Based on his impressive body of work as journalist, there have been many organizations that have opened their doors to JMK and will likely continue to do so. Here are some of his recollections from a 30-year career as an ABC News correspondent.
• Evangelist Billy Graham – “He got angry with me because I asked some tough questions about his son, Franklin, who was being groomed to take over the ministry. During the interview, with cameras rolling, he suddenly became noticeably stern – and I got scared. It felt like God was expressing his displeasure with me.”
• Tennis player Venus Williams when she was about 15 – “I upset her father, Richard Williams. He interrupted the interview to berate me at length, on camera, upset that I was asking Venus too many questions about why she felt confident she could beat older, more experienced tennis players.” That confrontation was portrayed in the movie ‘King Richard’.
• Singer Tony Bennett – “I followed Tony on tour, from city to city, for the ABC News program Day One. I interviewed him at each stop, much to his frustration. He never wanted to divulge much about those earlier years when his career was floundering. But I kept trying.”
• Lech Walesa, a shipyard electrician who became leader of the union movement, Solidarity, in 1980 and was later president of Poland – “Any time we needed Lech, we always knew where to find him. Lech liked to spend his evenings with a young Polish girl we had hired as our fixer.” John was eventually expelled from Poland as a persona non grata after the state security service heard a tape, secretly recorded, of him asking a soldier he knew how Polish troops would respond if the Soviets invaded.

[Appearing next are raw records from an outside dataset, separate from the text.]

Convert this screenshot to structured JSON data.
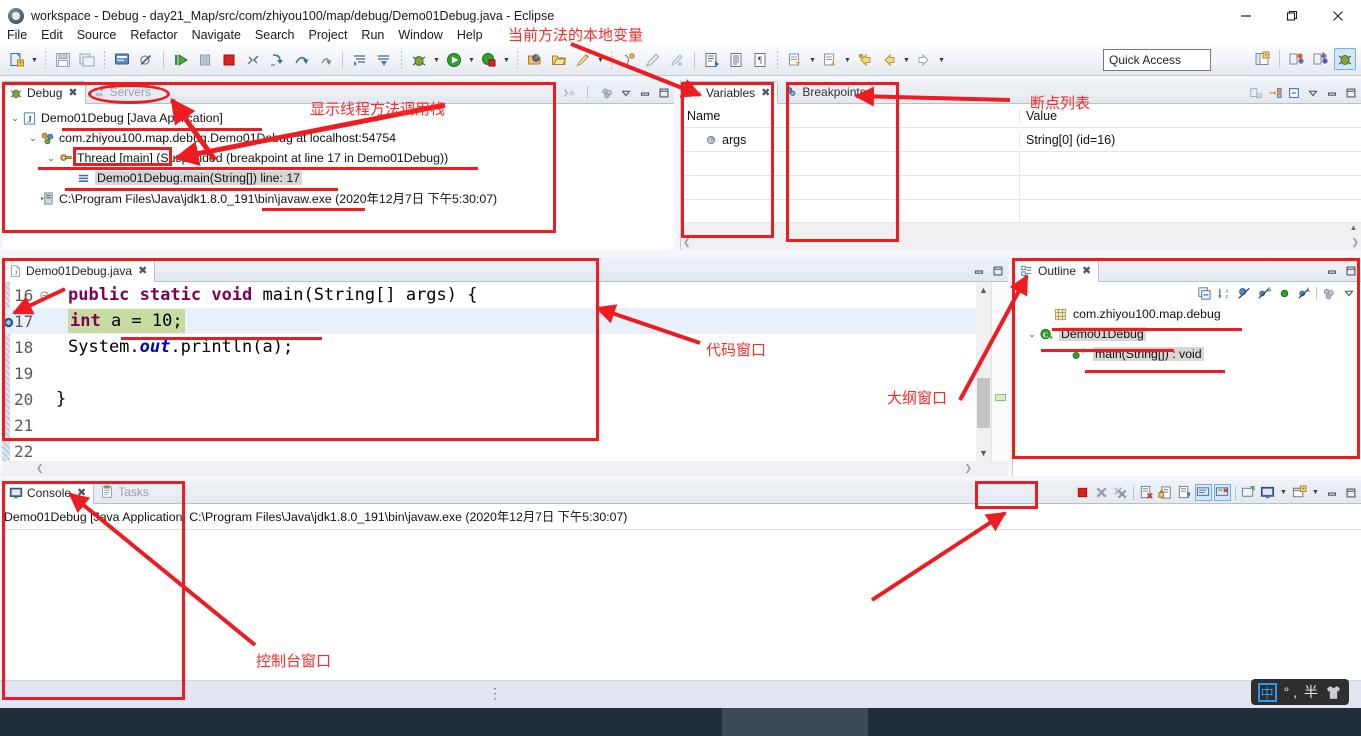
{
  "window": {
    "title": "workspace - Debug - day21_Map/src/com/zhiyou100/map/debug/Demo01Debug.java - Eclipse",
    "app_icon": "eclipse-icon",
    "minimize": "—",
    "maximize": "❐",
    "close": "✕"
  },
  "menubar": {
    "items": [
      {
        "label": "File"
      },
      {
        "label": "Edit"
      },
      {
        "label": "Source"
      },
      {
        "label": "Refactor"
      },
      {
        "label": "Navigate"
      },
      {
        "label": "Search"
      },
      {
        "label": "Project"
      },
      {
        "label": "Run"
      },
      {
        "label": "Window"
      },
      {
        "label": "Help"
      }
    ]
  },
  "toolbar": {
    "quick_access_placeholder": "Quick Access",
    "quick_access_value": "Quick Access"
  },
  "debug_view": {
    "tabs": [
      {
        "label": "Debug",
        "selected": true,
        "icon": "bug-icon",
        "close": "⌧"
      },
      {
        "label": "Servers",
        "selected": false,
        "icon": "servers-icon"
      }
    ],
    "tree": [
      {
        "depth": 0,
        "twisty": "⌄",
        "icon": "java-application-icon",
        "label": "Demo01Debug [Java Application]"
      },
      {
        "depth": 1,
        "twisty": "⌄",
        "icon": "debug-target-icon",
        "label": "com.zhiyou100.map.debug.Demo01Debug at localhost:54754"
      },
      {
        "depth": 2,
        "twisty": "⌄",
        "icon": "thread-icon",
        "label": "Thread [main] (Suspended (breakpoint at line 17 in Demo01Debug))"
      },
      {
        "depth": 3,
        "twisty": "",
        "icon": "stackframe-icon",
        "label": "Demo01Debug.main(String[]) line: 17",
        "selected": true
      },
      {
        "depth": 1,
        "twisty": "",
        "icon": "process-icon",
        "label": "C:\\Program Files\\Java\\jdk1.8.0_191\\bin\\javaw.exe (2020年12月7日 下午5:30:07)"
      }
    ]
  },
  "variables_view": {
    "tabs": [
      {
        "label": "Variables",
        "selected": true,
        "icon": "variables-icon",
        "close": "⌧"
      },
      {
        "label": "Breakpoints",
        "selected": false,
        "icon": "breakpoint-icon"
      }
    ],
    "columns": [
      "Name",
      "Value"
    ],
    "rows": [
      {
        "name": "args",
        "value": "String[0]  (id=16)",
        "icon": "object-icon"
      },
      {
        "name": "",
        "value": ""
      },
      {
        "name": "",
        "value": ""
      },
      {
        "name": "",
        "value": ""
      }
    ]
  },
  "editor": {
    "tabs": [
      {
        "label": "Demo01Debug.java",
        "selected": true,
        "icon": "java-file-icon",
        "close": "⌧"
      }
    ],
    "lines": [
      {
        "num": "16",
        "marker": "collapse",
        "indent": 4,
        "tokens": [
          {
            "t": "public",
            "c": "kw"
          },
          {
            "t": " ",
            "c": "plain"
          },
          {
            "t": "static",
            "c": "kw"
          },
          {
            "t": " ",
            "c": "plain"
          },
          {
            "t": "void",
            "c": "kw"
          },
          {
            "t": " main(String[] args) {",
            "c": "plain"
          }
        ]
      },
      {
        "num": "17",
        "marker": "breakpoint",
        "indent": 8,
        "current": true,
        "tokens": [
          {
            "t": "int",
            "c": "kw"
          },
          {
            "t": " a = ",
            "c": "plain"
          },
          {
            "t": "10",
            "c": "plain"
          },
          {
            "t": ";",
            "c": "plain"
          }
        ]
      },
      {
        "num": "18",
        "marker": "",
        "indent": 8,
        "tokens": [
          {
            "t": "System.",
            "c": "plain"
          },
          {
            "t": "out",
            "c": "fld"
          },
          {
            "t": ".println(a);",
            "c": "plain"
          }
        ]
      },
      {
        "num": "19",
        "marker": "",
        "indent": 0,
        "tokens": []
      },
      {
        "num": "20",
        "marker": "",
        "indent": 4,
        "tokens": [
          {
            "t": "}",
            "c": "plain"
          }
        ]
      },
      {
        "num": "21",
        "marker": "",
        "indent": 0,
        "tokens": []
      },
      {
        "num": "22",
        "marker": "",
        "indent": 0,
        "tokens": []
      }
    ]
  },
  "outline_view": {
    "tabs": [
      {
        "label": "Outline",
        "selected": true,
        "icon": "outline-icon",
        "close": "⌧"
      }
    ],
    "tree": [
      {
        "depth": 0,
        "twisty": "",
        "icon": "package-icon",
        "label": "com.zhiyou100.map.debug"
      },
      {
        "depth": 0,
        "twisty": "⌄",
        "icon": "class-icon",
        "label": "Demo01Debug",
        "selected": true
      },
      {
        "depth": 1,
        "twisty": "",
        "icon": "method-public-static-icon",
        "label": "main(String[]) : void",
        "selected": true
      }
    ]
  },
  "console_view": {
    "tabs": [
      {
        "label": "Console",
        "selected": true,
        "icon": "console-icon",
        "close": "⌧"
      },
      {
        "label": "Tasks",
        "selected": false,
        "icon": "tasks-icon"
      }
    ],
    "header_line": "Demo01Debug [Java Application] C:\\Program Files\\Java\\jdk1.8.0_191\\bin\\javaw.exe (2020年12月7日 下午5:30:07)",
    "body": ""
  },
  "annotations": {
    "local_variables": "当前方法的本地变量",
    "thread_call_stack": "显示线程方法调用栈",
    "breakpoint_list": "断点列表",
    "code_window": "代码窗口",
    "outline_window": "大纲窗口",
    "console_window": "控制台窗口",
    "color": "#fb2b2b"
  },
  "ime": {
    "mode": "中",
    "punct": "° ,",
    "currency": "半",
    "tray_icon": "shirt-icon"
  }
}
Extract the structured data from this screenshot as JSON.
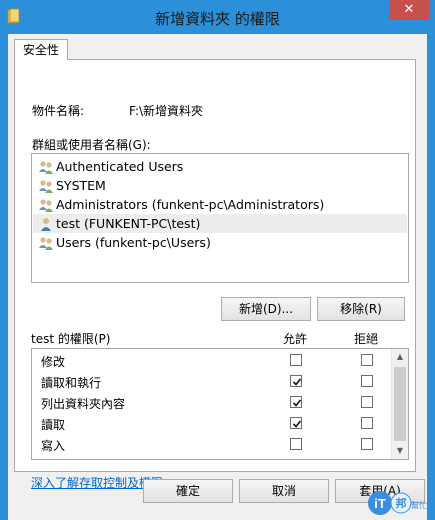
{
  "window": {
    "title": "新增資料夾 的權限",
    "close_glyph": "✕"
  },
  "tabs": [
    {
      "label": "安全性"
    }
  ],
  "object": {
    "label": "物件名稱:",
    "value": "F:\\新增資料夾"
  },
  "groups": {
    "label": "群組或使用者名稱(G):",
    "items": [
      {
        "name": "Authenticated Users",
        "icon": "group-users-icon",
        "selected": false
      },
      {
        "name": "SYSTEM",
        "icon": "group-users-icon",
        "selected": false
      },
      {
        "name": "Administrators (funkent-pc\\Administrators)",
        "icon": "group-users-icon",
        "selected": false
      },
      {
        "name": "test (FUNKENT-PC\\test)",
        "icon": "single-user-icon",
        "selected": true
      },
      {
        "name": "Users (funkent-pc\\Users)",
        "icon": "group-users-icon",
        "selected": false
      }
    ]
  },
  "buttons": {
    "add": "新增(D)...",
    "remove": "移除(R)",
    "ok": "確定",
    "cancel": "取消",
    "apply": "套用(A)"
  },
  "permissions": {
    "label": "test 的權限(P)",
    "allow_header": "允許",
    "deny_header": "拒絕",
    "rows": [
      {
        "name": "修改",
        "allow": false,
        "deny": false
      },
      {
        "name": "讀取和執行",
        "allow": true,
        "deny": false
      },
      {
        "name": "列出資料夾內容",
        "allow": true,
        "deny": false
      },
      {
        "name": "讀取",
        "allow": true,
        "deny": false
      },
      {
        "name": "寫入",
        "allow": false,
        "deny": false
      }
    ]
  },
  "advanced_link": "深入了解存取控制及權限",
  "watermark": {
    "main": "iT",
    "sub": "邦",
    "tag": "幫忙"
  },
  "colors": {
    "titlebar": "#2c8fd9",
    "close": "#c7504a",
    "link": "#0066cc"
  }
}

• PLO chairman Yasser Arafat – “This was a last-minute assignment. We were told to wait in the lobby of Beirut’s Commodore Hotel (known to all Doonesbury fans) and PLO security would pick us up at midnight. We were blindfolded and driven to a small office building, where we descended four floors and set up all the camera gear. After another one-hour wait, the chairman appeared with a wide grin. He spoke perfect English, and we started off telling a few jokes. ‘Should we tell you the soundman is Jewish?’ Everyone howled.”
These days John, the father of three grown children, works in the south of France where he puts his vast communication experience to good use, guiding innovative European companies and non-profit organizations.
Like his father, Ken McKenzie, decades earlier, JMK has always embraced challenges and risks en route to seizing opportunities to advance his career – proving, once again, the adage that the apple does not fall far from the tree.